Tableau ‘’Tendances en langage’’ DEVELOPPEMENT DURABLE 2016 , Jane Bee
Tableau ‘’Tendances en langage’’ DEVELOPPEMENT DURABLE 2016 , Jane Bee

Sur ce ciel sémantique, à droite, un nuage sombre et étouffant : « respirer, c’est tout », « envie d’air pur », « pollution : le pic ». Elles sont si présentes, les « particules fines ». L’air souillé a envahi l’Ile-de-France, Lyon, Villeurbanne, la Haute-Savoie, les Pyrénées. Et Christophe Bonnal, expert senior au CNES, annonce aussi l’état d’urgence dans l’espace, là où gravite « un pic de pollution spatiale ».

Depuis dix ans, le nombre de débris spatiaux en orbite a doublé. La Corne de l’Afrique, elle, fait « face à la sécheresse » !

À gauche de la toile, un autre nuage. Il reflète les actions pour développer durablement notre planète bleue.

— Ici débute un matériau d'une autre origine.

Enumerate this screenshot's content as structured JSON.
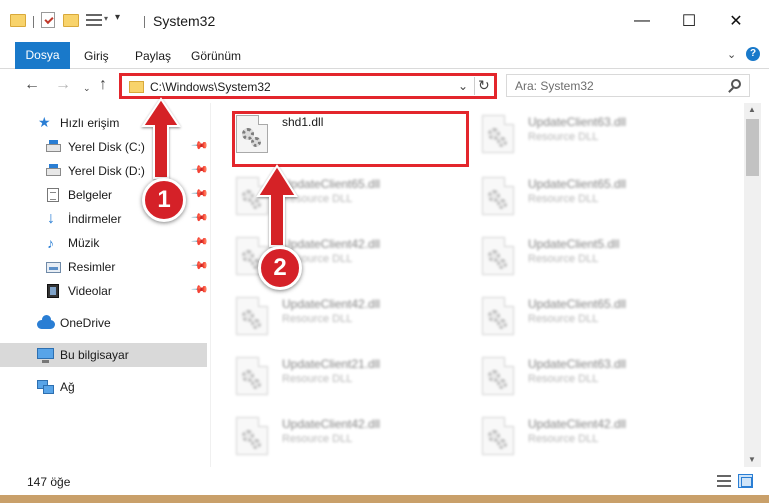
{
  "window": {
    "title": "System32",
    "minimize": "—",
    "maximize": "☐",
    "close": "✕"
  },
  "quick_access": {
    "more": "▾"
  },
  "ribbon": {
    "tabs": [
      "Dosya",
      "Giriş",
      "Paylaş",
      "Görünüm"
    ],
    "expand": "⌄",
    "help": "?"
  },
  "navigation": {
    "back": "←",
    "forward": "→",
    "recent": "⌄",
    "up": "↑",
    "address": "C:\\Windows\\System32",
    "address_dropdown": "⌄",
    "refresh": "↻",
    "search_placeholder": "Ara: System32"
  },
  "sidebar": {
    "items": [
      {
        "label": "Hızlı erişim",
        "icon": "star-icon"
      },
      {
        "label": "Yerel Disk (C:)",
        "icon": "drive-icon",
        "pinned": true
      },
      {
        "label": "Yerel Disk (D:)",
        "icon": "drive-icon",
        "pinned": true
      },
      {
        "label": "Belgeler",
        "icon": "documents-icon",
        "pinned": true
      },
      {
        "label": "İndirmeler",
        "icon": "download-icon",
        "pinned": true
      },
      {
        "label": "Müzik",
        "icon": "music-icon",
        "pinned": true
      },
      {
        "label": "Resimler",
        "icon": "pictures-icon",
        "pinned": true
      },
      {
        "label": "Videolar",
        "icon": "videos-icon",
        "pinned": true
      },
      {
        "label": "OneDrive",
        "icon": "onedrive-icon"
      },
      {
        "label": "Bu bilgisayar",
        "icon": "this-pc-icon",
        "selected": true
      },
      {
        "label": "Ağ",
        "icon": "network-icon"
      }
    ],
    "pin_glyph": "📌"
  },
  "files": [
    {
      "name": "shd1.dll",
      "type": "",
      "highlighted": true
    },
    {
      "name": "UpdateClient63.dll",
      "type": "Resource DLL"
    },
    {
      "name": "UpdateClient65.dll",
      "type": "Resource DLL"
    },
    {
      "name": "UpdateClient65.dll",
      "type": "Resource DLL"
    },
    {
      "name": "UpdateClient42.dll",
      "type": "Resource DLL"
    },
    {
      "name": "UpdateClient5.dll",
      "type": "Resource DLL"
    },
    {
      "name": "UpdateClient42.dll",
      "type": "Resource DLL"
    },
    {
      "name": "UpdateClient65.dll",
      "type": "Resource DLL"
    },
    {
      "name": "UpdateClient21.dll",
      "type": "Resource DLL"
    },
    {
      "name": "UpdateClient63.dll",
      "type": "Resource DLL"
    },
    {
      "name": "UpdateClient42.dll",
      "type": "Resource DLL"
    },
    {
      "name": "UpdateClient42.dll",
      "type": "Resource DLL"
    }
  ],
  "scrollbar": {
    "up": "▲",
    "down": "▼"
  },
  "status": {
    "item_count": "147 öğe"
  },
  "callouts": [
    "1",
    "2"
  ],
  "colors": {
    "accent": "#1979ca",
    "highlight_red": "#e3262c",
    "callout_red": "#d52128",
    "selected_bg": "#d9d9d9"
  }
}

La « COP 22 » de Marrakech en novembre. Les participants se sont mis d’accord pour dire que 2018 serait la date de finalisation de l’Accord de Paris adopté lors de la « COP 21 ».

On a aussi organisé en Slovénie une conférence internationale contre la « souffrance des baleines ». Les consommatrices, elles, semblent se tourner vers des « cosmétiques engagés », ceux-là mêmes qui contiennent des ingrédients naturels et au moins 10% d’ingrédients issus de l’agriculture « bio ».

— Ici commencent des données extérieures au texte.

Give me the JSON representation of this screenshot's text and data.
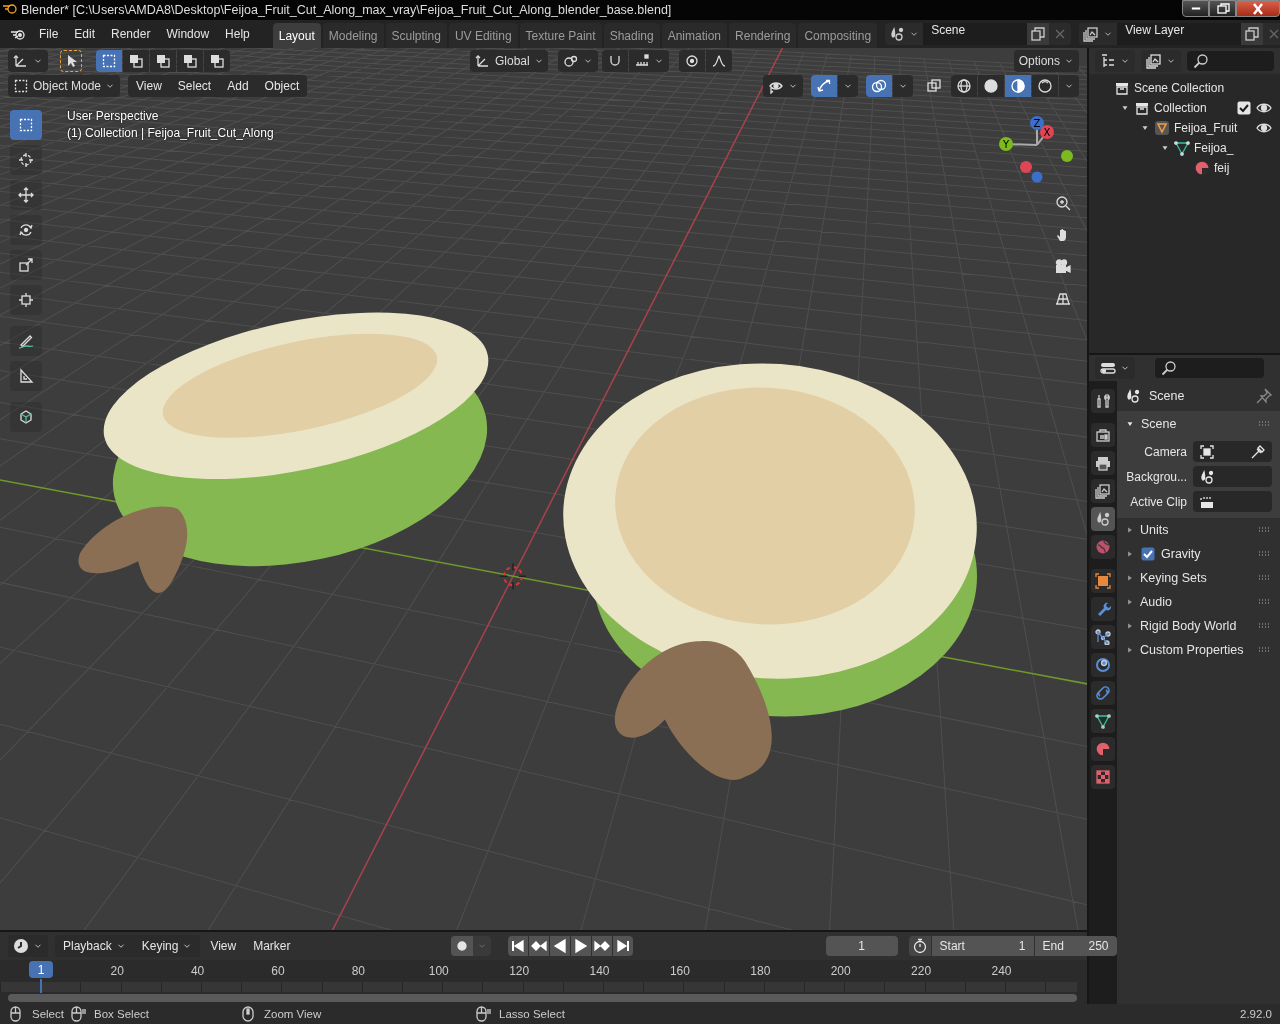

Les « fermiers d’avenir » cultivent aussi de façon engagée. Ils expérimentent l’agro-écologie avec des techniques agricoles respectueuses de la nature.

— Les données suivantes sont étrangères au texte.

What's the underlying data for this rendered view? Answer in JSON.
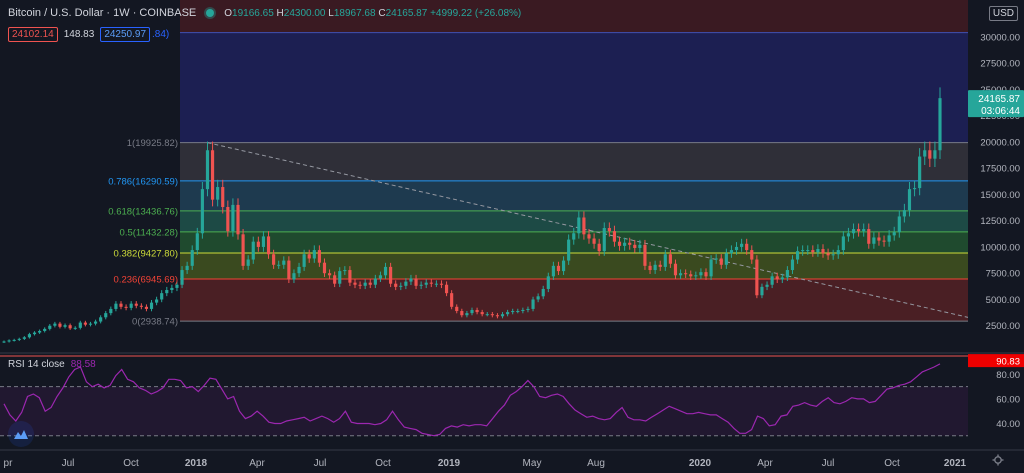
{
  "header": {
    "title": "Bitcoin / U.S. Dollar · 1W · COINBASE",
    "ohlc": {
      "o": "19166.65",
      "h": "24300.00",
      "l": "18967.68",
      "c": "24165.87",
      "chg": "+4999.22 (+26.08%)"
    }
  },
  "bid_ask": {
    "bid": "24102.14",
    "spread": "148.83",
    "ask": "24250.97",
    "ask_extra": ".84)"
  },
  "currency": "USD",
  "rsi": {
    "label": "RSI 14 close",
    "value": "88.58",
    "last_badge": "90.83",
    "y_ticks": [
      "80.00",
      "60.00",
      "40.00"
    ],
    "bands": [
      70,
      30
    ]
  },
  "price_axis": {
    "last_price": "24165.87",
    "countdown": "03:06:44"
  },
  "colors": {
    "up": "#26a69a",
    "down": "#ef5350",
    "rsi": "#9c27b0",
    "background": "#131722",
    "text": "#d1d4dc",
    "ask": "#2962ff"
  },
  "icons": {
    "logo": "tradingview-icon",
    "settings": "gear-icon"
  },
  "chart_data": {
    "type": "candlestick",
    "title": "Bitcoin / U.S. Dollar",
    "timeframe": "1W",
    "exchange": "COINBASE",
    "x_tick_labels": [
      "pr",
      "Jul",
      "Oct",
      "2018",
      "Apr",
      "Jul",
      "Oct",
      "2019",
      "May",
      "Aug",
      "2020",
      "Apr",
      "Jul",
      "Oct",
      "2021"
    ],
    "y_ticks": [
      "2500.00",
      "5000.00",
      "7500.00",
      "10000.00",
      "12500.00",
      "15000.00",
      "17500.00",
      "20000.00",
      "22500.00",
      "25000.00",
      "27500.00",
      "30000.00"
    ],
    "ylim": [
      0,
      33500
    ],
    "fib_levels": [
      {
        "label": "1(19925.82)",
        "value": 19925.82,
        "color": "#787b86"
      },
      {
        "label": "0.786(16290.59)",
        "value": 16290.59,
        "color": "#2196f3"
      },
      {
        "label": "0.618(13436.76)",
        "value": 13436.76,
        "color": "#4caf50"
      },
      {
        "label": "0.5(11432.28)",
        "value": 11432.28,
        "color": "#4caf50"
      },
      {
        "label": "0.382(9427.80)",
        "value": 9427.8,
        "color": "#cddc39"
      },
      {
        "label": "0.236(6945.69)",
        "value": 6945.69,
        "color": "#f44336"
      },
      {
        "label": "0(2938.74)",
        "value": 2938.74,
        "color": "#787b86"
      }
    ],
    "extension_top": 30400,
    "trend_line": {
      "from": {
        "date": "2017-12-18",
        "value": 19925.82
      },
      "to": {
        "date": "2021-01-11",
        "value": 3300
      }
    },
    "weekly_close": [
      1000,
      1100,
      1150,
      1250,
      1400,
      1700,
      1850,
      2000,
      2200,
      2500,
      2700,
      2400,
      2550,
      2250,
      2300,
      2800,
      2600,
      2700,
      2900,
      3300,
      3700,
      4100,
      4600,
      4300,
      4200,
      4600,
      4400,
      4300,
      4100,
      4700,
      5000,
      5600,
      5900,
      6100,
      6400,
      7800,
      8200,
      9700,
      11300,
      15500,
      19200,
      14500,
      15700,
      13800,
      11500,
      14000,
      11200,
      8200,
      8800,
      10500,
      10000,
      11000,
      9300,
      8300,
      8300,
      8700,
      6900,
      7500,
      8100,
      9300,
      8900,
      9700,
      8500,
      7500,
      7300,
      6500,
      7700,
      7800,
      6600,
      6400,
      6300,
      6600,
      6400,
      7000,
      7300,
      8100,
      6500,
      6200,
      6300,
      6700,
      7000,
      6300,
      6400,
      6600,
      6500,
      6500,
      6400,
      5600,
      4300,
      3900,
      3500,
      3700,
      4000,
      3800,
      3600,
      3600,
      3500,
      3400,
      3600,
      3800,
      3900,
      3900,
      4000,
      4100,
      5000,
      5300,
      6000,
      7200,
      8200,
      7700,
      8700,
      10700,
      11300,
      12800,
      11200,
      10800,
      10300,
      9600,
      11800,
      11500,
      10500,
      10100,
      10400,
      10200,
      9900,
      10200,
      8200,
      7800,
      8300,
      8100,
      9300,
      8400,
      7300,
      7500,
      7400,
      7200,
      7300,
      7600,
      7200,
      8800,
      8900,
      8300,
      9400,
      9700,
      10000,
      10300,
      9700,
      8800,
      5400,
      6200,
      6400,
      7200,
      6900,
      7100,
      7800,
      8800,
      9600,
      9700,
      9700,
      9500,
      9800,
      9400,
      9200,
      9300,
      9700,
      11000,
      11300,
      11700,
      11500,
      11700,
      10300,
      10900,
      10600,
      10500,
      11100,
      11400,
      12900,
      13500,
      15500,
      15600,
      18600,
      19200,
      18400,
      19200,
      24160
    ],
    "rsi_values": [
      56,
      47,
      42,
      49,
      62,
      64,
      61,
      50,
      53,
      62,
      69,
      78,
      84,
      86,
      74,
      70,
      72,
      69,
      71,
      79,
      84,
      76,
      74,
      69,
      67,
      64,
      66,
      69,
      76,
      76,
      75,
      69,
      70,
      66,
      71,
      77,
      76,
      68,
      60,
      62,
      50,
      44,
      46,
      50,
      46,
      41,
      40,
      40,
      42,
      43,
      44,
      45,
      42,
      44,
      46,
      44,
      41,
      44,
      50,
      41,
      40,
      40,
      40,
      39,
      40,
      43,
      50,
      43,
      37,
      36,
      35,
      32,
      31,
      30,
      31,
      36,
      38,
      37,
      39,
      38,
      39,
      39,
      38,
      44,
      50,
      55,
      63,
      66,
      70,
      75,
      70,
      62,
      61,
      63,
      64,
      62,
      56,
      51,
      48,
      45,
      46,
      44,
      43,
      44,
      49,
      53,
      45,
      43,
      43,
      42,
      45,
      48,
      51,
      54,
      52,
      50,
      48,
      48,
      49,
      48,
      47,
      47,
      44,
      41,
      36,
      32,
      32,
      35,
      46,
      44,
      38,
      39,
      46,
      47,
      54,
      55,
      57,
      55,
      54,
      58,
      61,
      57,
      56,
      58,
      61,
      60,
      60,
      57,
      58,
      63,
      68,
      69,
      71,
      72,
      74,
      78,
      82,
      84,
      86,
      88.58
    ]
  }
}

Faire « entreprise utile » : tel pourrait être le mot d’ordre de tous ceux qui veulent « réparer la nature ». En septembre, un sondage IFOP Terre de Sienne nous apprend que La Poste, SNCF et EDF se placent aux yeux des Français comme des entreprises « plus utiles » que les politiques. « Green tech » et « smart villages » sont comme des sources d’optimisme.

« Monsanto » est autorisé à commercialiser son soja OGM par la justice européenne. Chaque Français produit 530 kilos de déchets par an. Comment les villes peuvent-elles gérer les « décharges » ?

Depuis le 1er juillet, les « sacs plastiques » de caisse sont interdits. « Respirer » !

Reste à interdire « l’obsolescence programmée », vecteur d’hyperconsommation.